Billabong accepts refinancing deal from Centerbridge, Oaktree Capital


surfing2_sqAustralian surfwear company Billabong has agreed to a refinancing deal from two private equity firms and appointed a new chief executive.

The company has entered into binding agreements with Centerbridge Partners and Oaktree Capital Management, which will provide long-term funding to recapitalise the business.

Billabong will receive a $360m loan, which will enable it to repay in full its existing debts of $294m. It added that it will retain a $140m credit facility from GE Capital it secured in July this year.

The company also announced that it has appointed Neil Fiske as its new CEO.

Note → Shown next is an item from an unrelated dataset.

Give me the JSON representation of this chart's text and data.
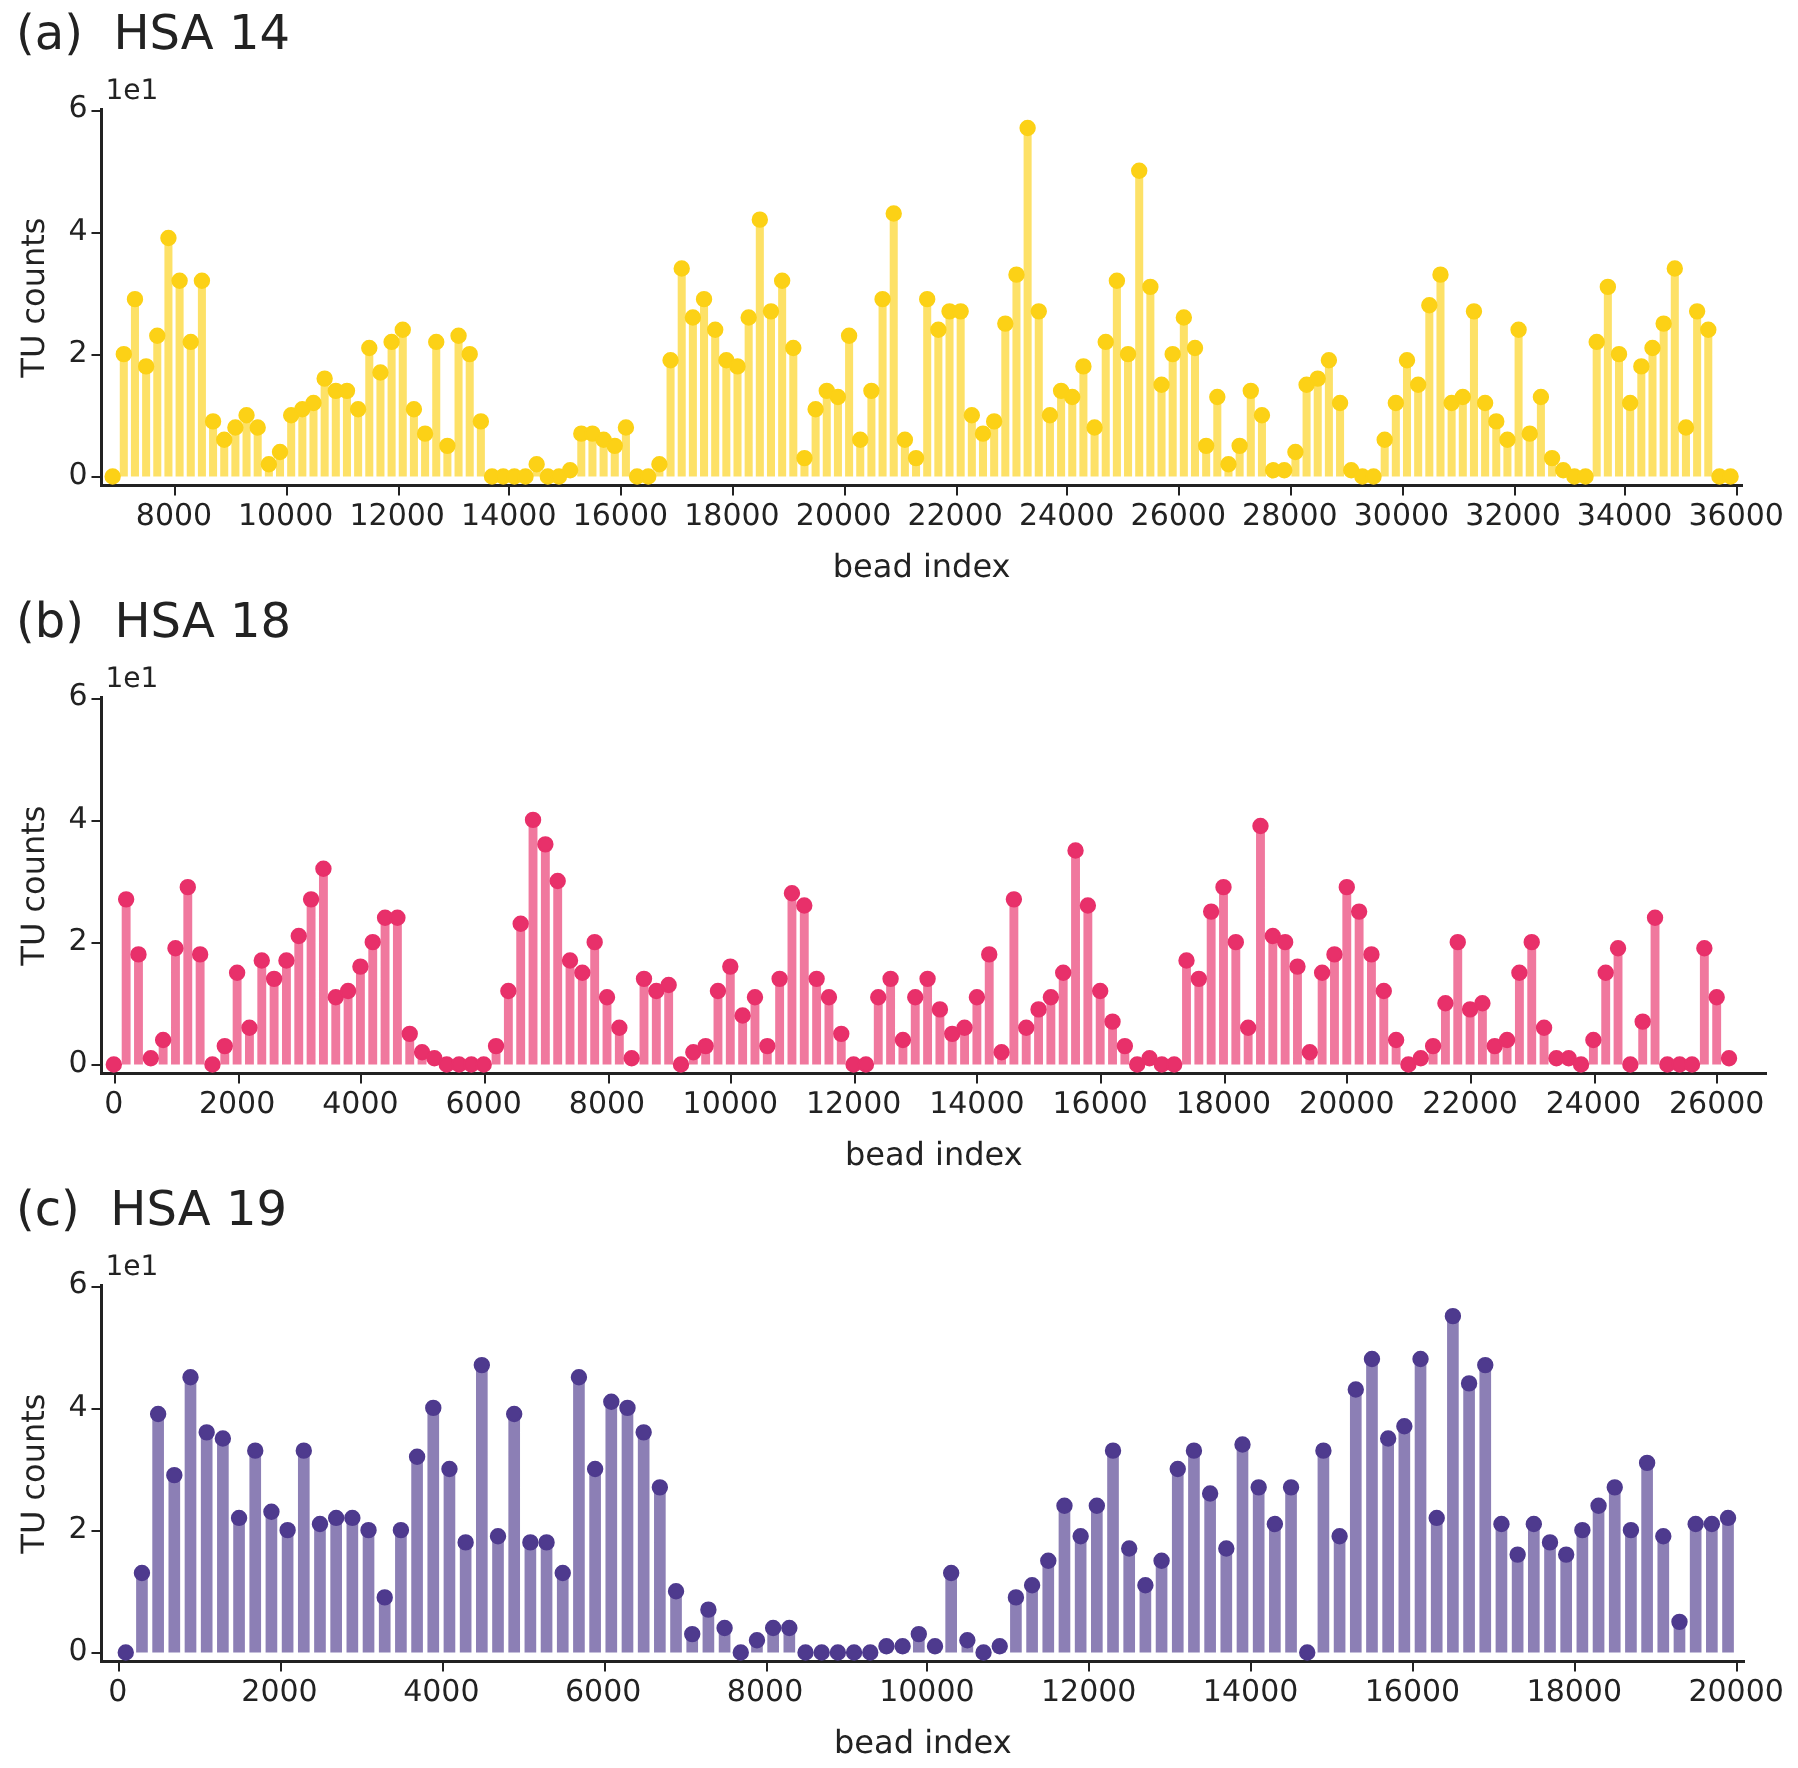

Earlier this year private equity firm Altamont Capital was involved in a bidding war for Billabong with a rival consortium backed by private equity firm Sycamore Partners, but takeover talks ended in July and the company said it was negotiating refinancing deals with the firms.

Oaktree and Centerbridge asked Australian regulators to look into the deal, which they said contained lock-up devices that are anti-competitive and coercive.

The company reported net loss after tax of A$859.5m in its most recent results.

Billabong chairman Ian Pollard said, “In fully evaluating the competing refinancing proposals, on a range of factors, the board determined that the C/O Consortium proposal was in the best interests of the company, its shareholders, its employees and other key Billabong stakeholders, on both economic terms and in providing near term certainty.

“The proposal was significantly improved compared to the C/O Consortium’s previously announced proposal and offered lower financial leverage and cheaper cost of funds with lower equity dilution than the Altamont proposal plus the ability for existing shareholders to participate alongside the C/O Consortium via the rights offering.

“As Billabong continues to restructure its operations globally, the need for immediate long-term funding certainty and a strong financial base from which to reinvigorate an iconic group of brands is best met by entering into this agreement now.”